The fountain in art and literature
Painting
(Detail of the central panel of the Garden of Earthly Delights by Hieronymus Bosch, 1504)
The Fountain of Youth was often raised by artists. It is for example shown in The Garden of Earthly Delights, the triptych of Hieronymus Bosch (1504), or by Lucas Cranach in 1546.
Literature and cinema
Various novels or movies attribute to the content of the Holy Grail (the blood of Christ collected by Joseph of Arimathea) virtues that evoke that of the fountain of life, the conquests of Alexander the Great so akin to the Holy Grail.
For ex., in movies:
- Indiana Jones and the Last Crusade: Dr. Jones pours water contained in the Grail, on the wound received by her father in the temple to save his life;
- Tuck Everlasting: the Tuck family became immortal after drinking water from a hidden source in the heart of the forest;
- Pirates of the Caribbean 4: Jack Sparrow steals a special map that it is assumed that would reveal the location of the Fountain of Youth because it desperately seeks immortality.

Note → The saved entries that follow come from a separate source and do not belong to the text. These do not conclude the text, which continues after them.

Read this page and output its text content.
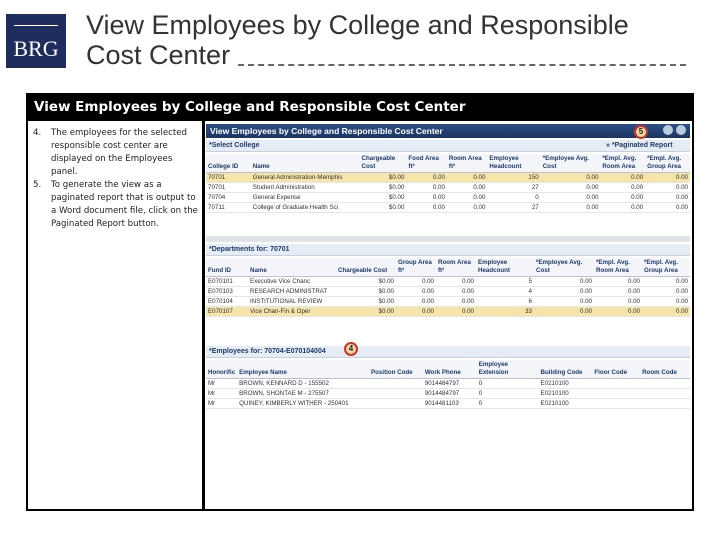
BRG
View Employees by College and Responsible Cost Center
View Employees by College and Responsible Cost Center
4.	The employees for the selected responsible cost center are displayed on the Employees panel.
5.	To generate the view as a paginated report that is output to a Word document file, click on the Paginated Report button.
View Employees by College and Responsible Cost Center	5
*Select College	» *Paginated Report
College ID	Name	Chargeable Cost	Food Area ft²	Room Area ft²	Employee Headcount	*Employee Avg. Cost	*Empl. Avg. Room Area	*Empl. Avg. Group Area
70701	General Administration-Memphis	$0.00	0.00	0.00	150	0.00	0.00	0.00
70701	Student Administration	$0.00	0.00	0.00	27	0.00	0.00	0.00
70704	General Expense	$0.00	0.00	0.00	0	0.00	0.00	0.00
70711	College of Graduate Health Sci	$0.00	0.00	0.00	27	0.00	0.00	0.00
*Departments for: 70701
Fund ID	Name	Chargeable Cost	Group Area ft²	Room Area ft²	Employee Headcount	*Employee Avg. Cost	*Empl. Avg. Room Area	*Empl. Avg. Group Area
E070101	Executive Vice Chanc	$0.00	0.00	0.00	5	0.00	0.00	0.00
E070103	RESEARCH ADMINISTRAT	$0.00	0.00	0.00	4	0.00	0.00	0.00
E070104	INSTITUTIONAL REVIEW	$0.00	0.00	0.00	6	0.00	0.00	0.00
E070107	Vice Chan-Fin & Oper	$0.00	0.00	0.00	33	0.00	0.00	0.00
*Employees for: 70704-E070104004	4
Honorific	Employee Name	Position Code	Work Phone	Employee Extension	Building Code	Floor Code	Room Code
Mr	BROWN, KENNARD D - 155502		9014484797	0	E0210100		
Mr	BROWN, SHONTAE M - 275507		9014484797	0	E0210100		
Mr	QUINEY, KIMBERLY WITHER - 250401		9014481103	0	E0210100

- In the DC Comics universe, there are “Lazarus Pit” that can heal wounds and lengthen life. Ra’s al Ghul has survived for over 600 years thanks to them.
Persistent of the myth until today
The Roman, Arab and Arab-Andalusian structures made in a square around a fountain or pond could remember the legend of the fountain or losted paradise.

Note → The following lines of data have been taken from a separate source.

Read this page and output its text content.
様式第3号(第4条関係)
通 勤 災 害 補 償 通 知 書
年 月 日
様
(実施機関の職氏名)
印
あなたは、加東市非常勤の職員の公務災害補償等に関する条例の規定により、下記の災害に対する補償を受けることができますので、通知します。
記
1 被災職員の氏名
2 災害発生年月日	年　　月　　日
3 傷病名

Worldwide, it is claimed miraculous healing powers, secular and religious from many sources, including that of Lourdes, but unrelated to physical immortality.
Today, the unbridled pursuit of youth culture and, in a part of medical research that seeks to reverse the aging process, we can see an echo of the myth of the Fountain of Youth (for example in the television series Criminal Minds season 11, episode 10).